MAJOR UPDATE!!!!!!!!!!! I RECEIVED A RESPONSE!!!!!!!!!!!!!
Heather sent me the following, formal, kinda scary and intimidating legal document.
Three questions:
1. Do I sign it and agree to the terms within?
2. Do I refuse to sign it and agree verbally to the terms?
3. Do I refuse to sign it and tell her that I'll take down the reviews if she revokes the claim from the collection agency, but that I won't promise not to write an honest review of my experiences?
4. Any other suggestions?
Here is the agreement she sent me (IMO it protects all of her rights and none of mine):
AGREEMENT OF SETTLEMENT AND RELEASE
THIS AGREEMENT OF SETTLEMENT AND RELEASE (“Agreement”

is made, entered into, and effective as of December 19, 2011, the (“Effective Date”

, between Ivy K (“MRSBUGI”

on the one side, and Heather Lounsbury, L.A.c. (“LOUNSBURY”

on the other.
RECITALS
A. This agreement arises out of a billing dispute relating to LOUNSBURY’S
August 9, 2011 acupuncture treatment rendered to MRSBUGI.
B. The parties hereto believe that it is in their best interests for the various claims referenced herein to be settled on the terms and conditions hereinafter set forth.
AGREEMENT
NOW, THEREFORE, in consideration of the mutual covenants and agreements contained herein, the parties hereto hereby agree as follows:
1. Obligations of MRSBUGI
(a) MRSBUGI shall hereby relinquish, release, disclaim, renounce and forever waive any and all rights to (1) any claims that LOUNSBURY’S treatment of MRSBUGI or LOUNSBURY’S professional relationship with MRSBUGI damaged MRSBUGI in any way, and (2) any real or personal property of LOUNSBURY.
(b) MRSBUGI shall withdraw and remove all negative internet reviews relating to the billing dispute and LOUNSBURY’S August 9, 2011 acupuncture treatment rendered to MRSBUGI, including but not limited to the December 12, 2011 review on Yelp and any comments on the Better Business Bureau’s forums.
2. Obligations of LOUNSBURY.
(a) LOUNSBURY shall withdraw the $110.00 invoice submitted to The Rash Curtis collection agency and agrees to cease all collection efforts.
(b) LOUNSBURY further agrees to waive any amounts owed for past services or missed appointment fees.
3. Release of Claims by MRSBUGI.
MRSBUGI, for and on behalf of herself, and her past, present and future executors, insurers, guardians, conservators, trustees, heirs, predecessors, beneficiaries, legatees, devisees, successors, assigns, agents, employees, representatives and attorneys, and their respective executors, guardians, conservators, trustees, heirs, predecessors, beneficiaries, legatees, devisees, successors, assigns, agents, attorneys and employees, (collectively the “MRSBUGI’S Affiliates”

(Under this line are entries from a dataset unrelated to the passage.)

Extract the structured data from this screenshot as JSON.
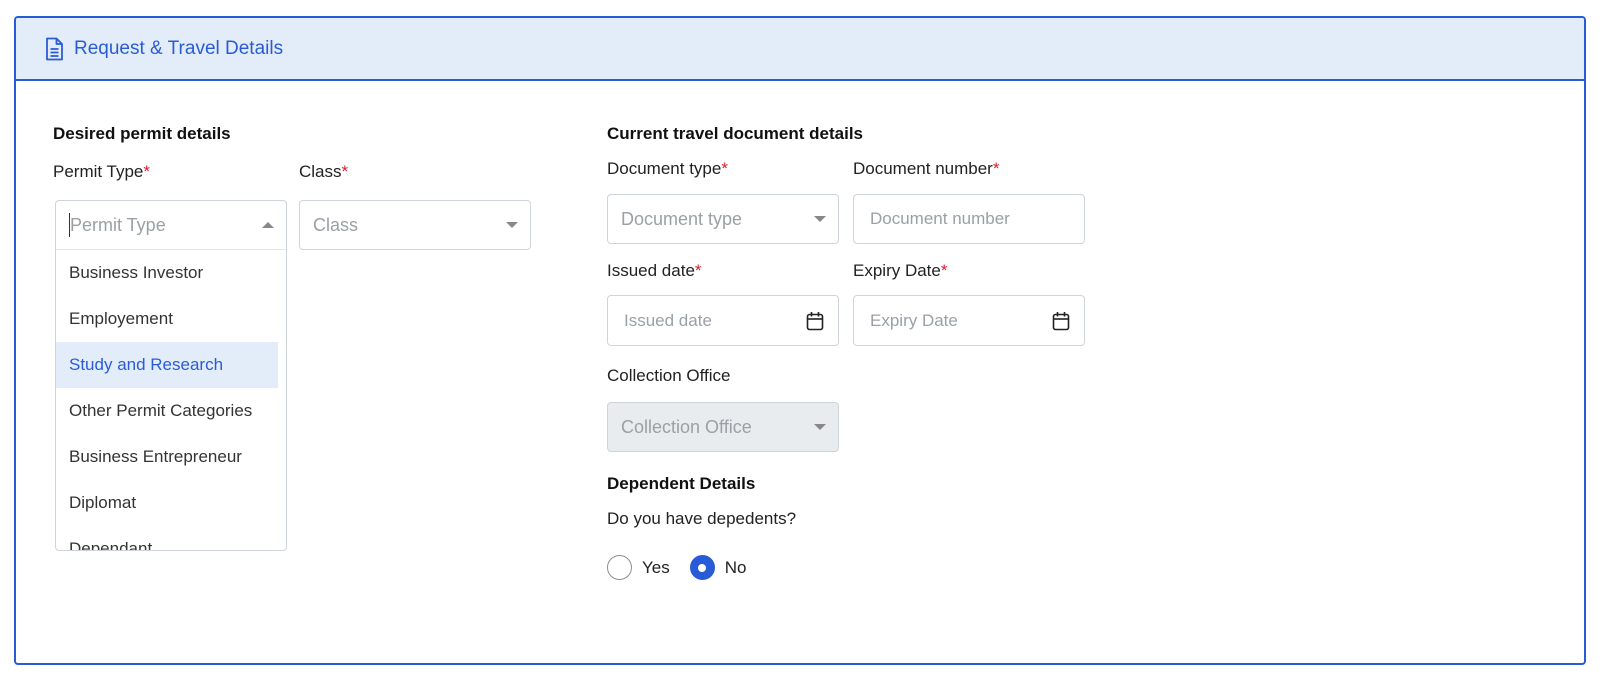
{
  "header": {
    "title": "Request & Travel Details",
    "icon": "document-icon",
    "accent": "#2a5bd7",
    "background": "#e3edf9"
  },
  "permit_section": {
    "title": "Desired permit details",
    "permit_type_label": "Permit Type",
    "permit_type_placeholder": "Permit Type",
    "class_label": "Class",
    "class_placeholder": "Class",
    "required_mark": "*",
    "options": [
      "Business Investor",
      "Employement",
      "Study and Research",
      "Other Permit Categories",
      "Business Entrepreneur",
      "Diplomat",
      "Dependant"
    ],
    "highlighted_option": "Study and Research"
  },
  "travel_section": {
    "title": "Current travel document details",
    "document_type_label": "Document type",
    "document_type_placeholder": "Document type",
    "document_number_label": "Document number",
    "document_number_placeholder": "Document number",
    "issued_date_label": "Issued date",
    "issued_date_placeholder": "Issued date",
    "expiry_date_label": "Expiry Date",
    "expiry_date_placeholder": "Expiry Date",
    "collection_office_label": "Collection Office",
    "collection_office_placeholder": "Collection Office"
  },
  "dependent_section": {
    "title": "Dependent Details",
    "question": "Do you have depedents?",
    "options": [
      "Yes",
      "No"
    ],
    "selected": "No"
  }
}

do hereby fully and forever remise, release and discharge LOUNSBURY and each and all of her past, present and future executors, guardians, conservators, trustees, heirs, predecessors, successors, beneficiaries, legatees, devisees, agents, insurers, attorneys, partners, corporations in which LOUNSBURY was or is an officer, director or shareholder, any partnership in which LOUNSBURY was a partner, and any officers, directors and shareholders of any of the foregoing, employees, successors, assigns, insurers and their respective executors, guardians, conservators, trustees, heirs, predecessors, successors, assigns, agents, employees, representatives, beneficiaries, legatees, partners, corporations, officers, directors, shareholders, partnerships, devisees and attorneys, (collectively all are named “LOUNSBURY’S Affiliates”

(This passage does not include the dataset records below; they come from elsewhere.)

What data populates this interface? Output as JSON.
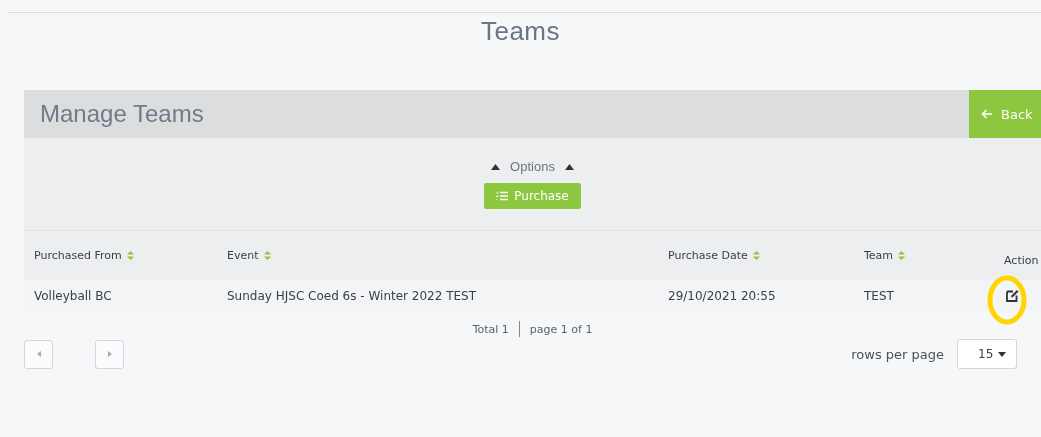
{
  "page": {
    "title": "Teams"
  },
  "panel": {
    "title": "Manage Teams",
    "back_button": "Back"
  },
  "options": {
    "label": "Options",
    "expanded": true,
    "purchase_button": "Purchase"
  },
  "table": {
    "columns": [
      {
        "label": "Purchased From",
        "sortable": true
      },
      {
        "label": "Event",
        "sortable": true
      },
      {
        "label": "Purchase Date",
        "sortable": true
      },
      {
        "label": "Team",
        "sortable": true
      },
      {
        "label": "Action",
        "sortable": false
      }
    ],
    "rows": [
      {
        "cells": [
          "Volleyball BC",
          "Sunday HJSC Coed 6s - Winter 2022 TEST",
          "29/10/2021 20:55",
          "TEST"
        ],
        "highlighted": true
      }
    ]
  },
  "pagination": {
    "total": "Total 1",
    "page": "page 1 of 1",
    "rows_label": "rows per page",
    "rows_value": "15"
  }
}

, of and from any and all claims, demands, agreements, allowances, inheritances, contracts, rights, covenants, actions, suits, causes of action, dispositions, distributions, obligations, controversies, debts, costs, expenses, legal fees, accounts, damages, judgments, losses and liabilities, of whatever kind or nature, in law, equity or otherwise, whether known or unknown, which MRSBUGI or MRSBUGI'S Affiliates, may have or now has or which any of them hereafter can, shall or may in the future have, for or by reason of any matter, cause or thing whatsoever relating in any manner to the parties herein, including but not limited to, (1) LOUNSBURY’S treatment of MRSBUGI and her professional relationship with MRSBUGI, (2) any real or personal property of LOUNSBURY, and (3) any causes of action which could have been filed relating to LOUNSBURY’S treatment of MRSBUGI and her professional relationship with MRSBUGI. MRSBUGI further agrees that MRSBUGI shall never at any time seek to execute on any judgment in the Action or on any potential claim that pertains or relates in any way to any acts or omissions of LOUNSBURY. MRSBUGI further represents and warrants that there are no liens of any kind that are attached to or are subject to any payments made pursuant to this agreement.
4. No Prior Assignment.
Each of the parties hereto represents and warrants that he, she, or it has the full right, power and authority to enter into the releases set forth in Section 3 above, and that he, she, or it has not assigned, conveyed, encumbered, or in any manner transferred all or any portion of the claims covered by such releases. Each party acknowledges and agrees that this warranty and representation is an essential and material term of such releases, without which the consideration relating hereto would not have been delivered by any party to any other.
5. Legal Advice.
Each of the parties hereto has received independent legal advice from his, her, or its attorneys with respect to the advisability of making the settlement provided for herein and with respect to the advisability of executing this Agreement and the releases set forth above.
6. Waiver of Unknown Claims.
It is expressly understood that Section 1542 of the Civil Code of California provides as follows:
1542. GENERAL RELEASES; EXTENT
A GENERAL RELEASE DOES NOT EXTEND TO CLAIMS WHICH THE CREDITOR DOES NOT KNOW OR SUSPECT TO EXIST IN HIS OR HER FAVOR AT THE TIME OF EXECUTING THE RELEASE, WHICH, IF KNOWN BY HIM OR HER, MUST HAVE MATERIALLY AFFECTED HIS OR HER SETTLEMENT WITH THE DEBTOR.
The provisions of Section 1542 of the Civil Code of California and any similar provisions in other jurisdictions, if in any way applicable, are hereby waived by the parties to the Agreement, and each of them, and they acknowledge that this waiver is an essential and material term of the releases set forth above, without which the consideration relating hereto would not have been delivered by any party to any other.
7. Discovery of Additional Facts.
The parties hereto agree and acknowledge that they, or any of them, may hereafter discover facts different from or in addition to those they, or any of them, now know or believe to be true with respect to the matters released herein, and the parties agree that these releases shall be and will remain effective in all respects notwithstanding such different or additional facts. Except as otherwise expressly provided herein, it is the intention hereby fully, finally and forever to settle and release all such matters, and all claims relative thereto, which do now exist, may exist, or heretofore have existed between the parties hereto and the matters specified herein. In furtherance of such intention, except as otherwise expressly provided herein, the releases given herein shall be and will remain in effect as full and complete mutual releases of any such matters notwithstanding the discovery or existence of any such additional claims or facts relative thereto.
8. No Representations.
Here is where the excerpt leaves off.